Word Count in Oriental Languages

Today you’ll learn about the standards and peculiarities of the word count in oriental languages. I made my mind to write about them separately, since they differ from others greatly.

Chinese. Writing unit in Chinese is hieroglyph. The main difficulty for word count is that hieroglyphs are not separated with spaces. This means that Chinese sentence «这是鸟» (This is a bird – 3 words) is counted like a single word, in case the word count tool counts words basing on the spaces between words (there was even a related query on the WordPress support page).

But if you think that these 3 hieroglyphs «工业化» are also a separate sentence, then you are wrong, since this is just an “industrialization”. So the most logical method of text volume evaluation in Chinese is character count. E.g. a 1000 word English text translated into Chinese will be 1300-1800 characters long. You may read more about the English->Chinese word count ratio here.

Japanese. Japanese is written in a mixture of three main systems — hieroglyphs and two syllabaries: hiragana and katakana. This makes word count even more complicated than in Chinese. So a usual word count scheme in Japanese is based on characters without spaces, which seems quite logical.

Korean. Modern Korean is written with spaces between words (unlike of Chinese or Japanese). Traditionally, Korean was written in columns from top to bottom, right to left, but is now usually written in rows from left to right, top to bottom. This means that the traditional word count scheme, when a word is counted on a spacing basis can be applied.

Other. The only East Asian language except mentioned above that has no spaces is Thai, so the job estimate is done basing on the character count. The rest languages, including all the Indian languages (Bengali, Gujarati, Marathi, Urdu, Orya, Tamil etc), Indonesian, Farsi, Arabic, Turkish and Hebrew utilize spacing, which means that words can be easily counted with a word count tool.

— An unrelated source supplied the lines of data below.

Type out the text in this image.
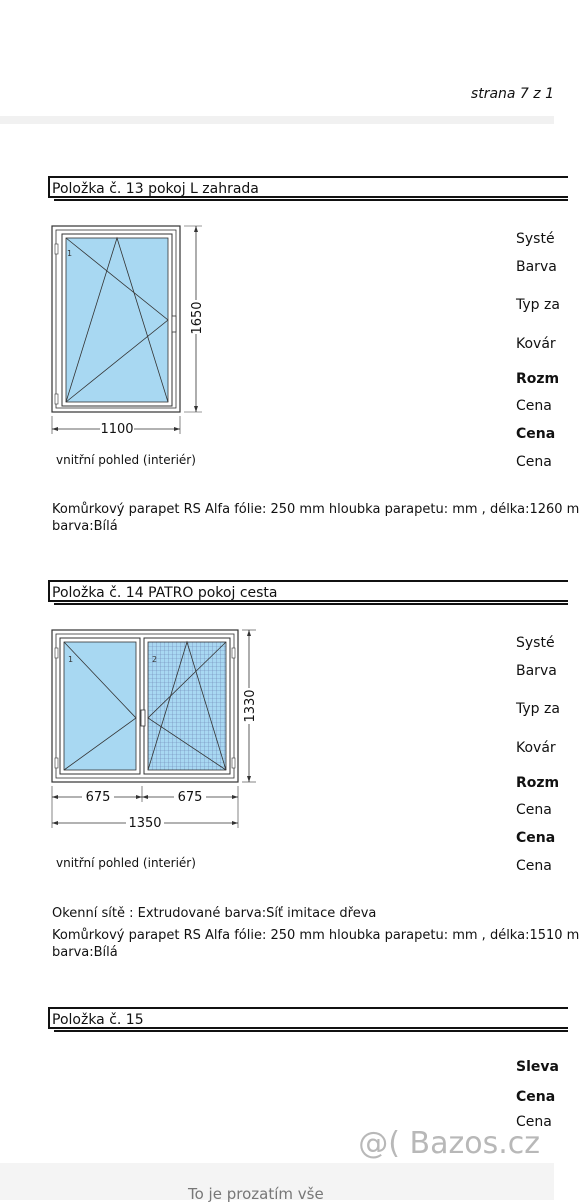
strana 7 z 1
Položka č. 13 pokoj L zahrada
1
1100
1650
vnitřní pohled (interiér)
Systé
Barva
Typ za
Kovár
Rozm
Cena
Cena
Cena
Komůrkový parapet RS Alfa fólie: 250 mm hloubka parapetu: mm , délka:1260 m
barva:Bílá
Položka č. 14 PATRO pokoj cesta
1	2
675	675
1350
1330
vnitřní pohled (interiér)
Systé
Barva
Typ za
Kovár
Rozm
Cena
Cena
Cena
Okenní sítě : Extrudované barva:Síť imitace dřeva
Komůrkový parapet RS Alfa fólie: 250 mm hloubka parapetu: mm , délka:1510 m
barva:Bílá
Položka č. 15
Sleva
Cena
Cena
To je prozatím vše
@( Bazos.cz
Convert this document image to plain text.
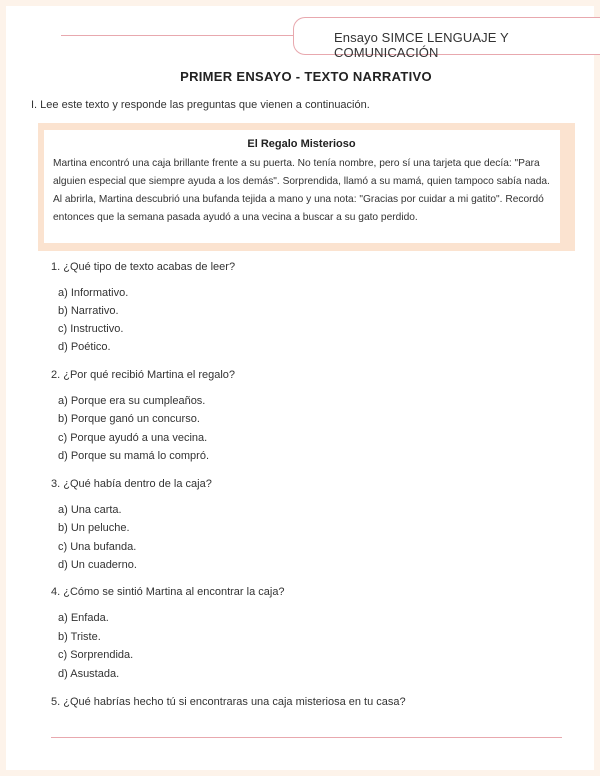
Ensayo SIMCE LENGUAJE Y COMUNICACIÓN
PRIMER ENSAYO - TEXTO NARRATIVO
I. Lee este texto y responde las preguntas que vienen a continuación.
El Regalo Misterioso
Martina encontró una caja brillante frente a su puerta. No tenía nombre, pero sí una tarjeta que decía: "Para alguien especial que siempre ayuda a los demás". Sorprendida, llamó a su mamá, quien tampoco sabía nada. Al abrirla, Martina descubrió una bufanda tejida a mano y una nota: "Gracias por cuidar a mi gatito". Recordó entonces que la semana pasada ayudó a una vecina a buscar a su gato perdido.
1. ¿Qué tipo de texto acabas de leer?
a) Informativo.
b) Narrativo.
c) Instructivo.
d) Poético.
2. ¿Por qué recibió Martina el regalo?
a) Porque era su cumpleaños.
b) Porque ganó un concurso.
c) Porque ayudó a una vecina.
d) Porque su mamá lo compró.
3. ¿Qué había dentro de la caja?
a) Una carta.
b) Un peluche.
c) Una bufanda.
d) Un cuaderno.
4. ¿Cómo se sintió Martina al encontrar la caja?
a) Enfada.
b) Triste.
c) Sorprendida.
d) Asustada.
5. ¿Qué habrías hecho tú si encontraras una caja misteriosa en tu casa?
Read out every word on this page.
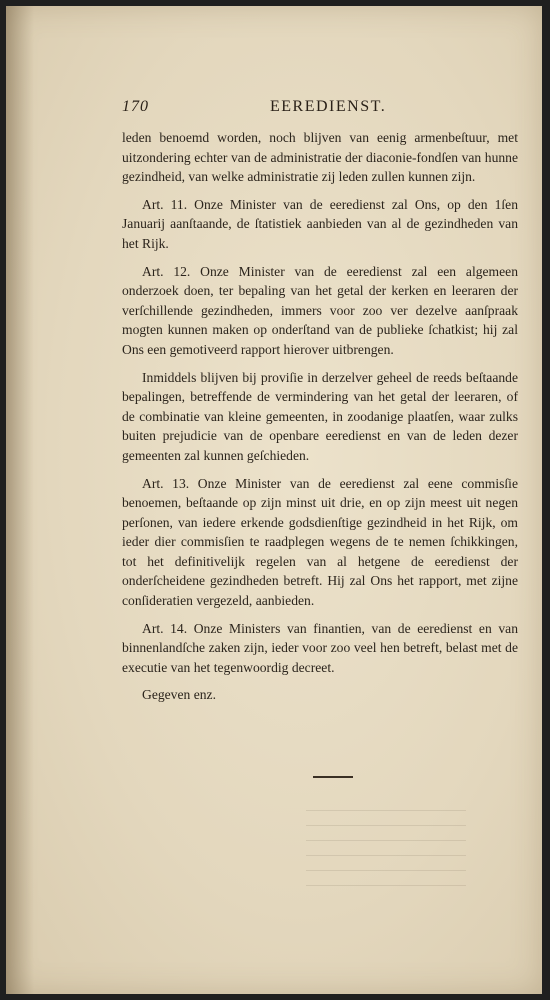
170	EEREDIENST.

leden benoemd worden, noch blijven van eenig armenbeſtuur, met uitzondering echter van de administratie der diaconie-fondſen van hunne gezindheid, van welke administratie zij leden zullen kunnen zijn.

Art. 11. Onze Minister van de eeredienst zal Ons, op den 1ſen Januarij aanſtaande, de ſtatistiek aanbieden van al de gezindheden van het Rijk.

Art. 12. Onze Minister van de eeredienst zal een algemeen onderzoek doen, ter bepaling van het getal der kerken en leeraren der verſchillende gezindheden, immers voor zoo ver dezelve aanſpraak mogten kunnen maken op onderſtand van de publieke ſchatkist; hij zal Ons een gemotiveerd rapport hierover uitbrengen.

Inmiddels blijven bij proviſie in derzelver geheel de reeds beſtaande bepalingen, betreffende de vermindering van het getal der leeraren, of de combinatie van kleine gemeenten, in zoodanige plaatſen, waar zulks buiten prejudicie van de openbare eeredienst en van de leden dezer gemeenten zal kunnen geſchieden.

Art. 13. Onze Minister van de eeredienst zal eene commisſie benoemen, beſtaande op zijn minst uit drie, en op zijn meest uit negen perſonen, van iedere erkende godsdienſtige gezindheid in het Rijk, om ieder dier commisſien te raadplegen wegens de te nemen ſchikkingen, tot het definitivelijk regelen van al hetgene de eeredienst der onderſcheidene gezindheden betreft. Hij zal Ons het rapport, met zijne conſideratien vergezeld, aanbieden.

Art. 14. Onze Ministers van finantien, van de eeredienst en van binnenlandſche zaken zijn, ieder voor zoo veel hen betreft, belast met de executie van het tegenwoordig decreet.

Gegeven enz.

To sum up. Languages that don’t have spacing and require character count include: Chinese, Japanese and Thai. The rest oriental language utilize spacing and enjoy word count instead of character count.


A.C.T. 05-03-2017, 07:05

Thank you for your great points about the word / character count, and they somewhat coincided with mine! 🙂

I myself had been working as translator in the language pair of EnglishChinese, and am naturally keen on checking up the ratio between the Chinese character count and the English word count. I could suggest with a reasonable level of certainty that 1,000 Chinese characters can be approximately translated into about 600-700 English words, or 1,000 English words be translated into about 1,500-1,700 Chinese characters, variying depending on the natures of the source contents and target writing styles.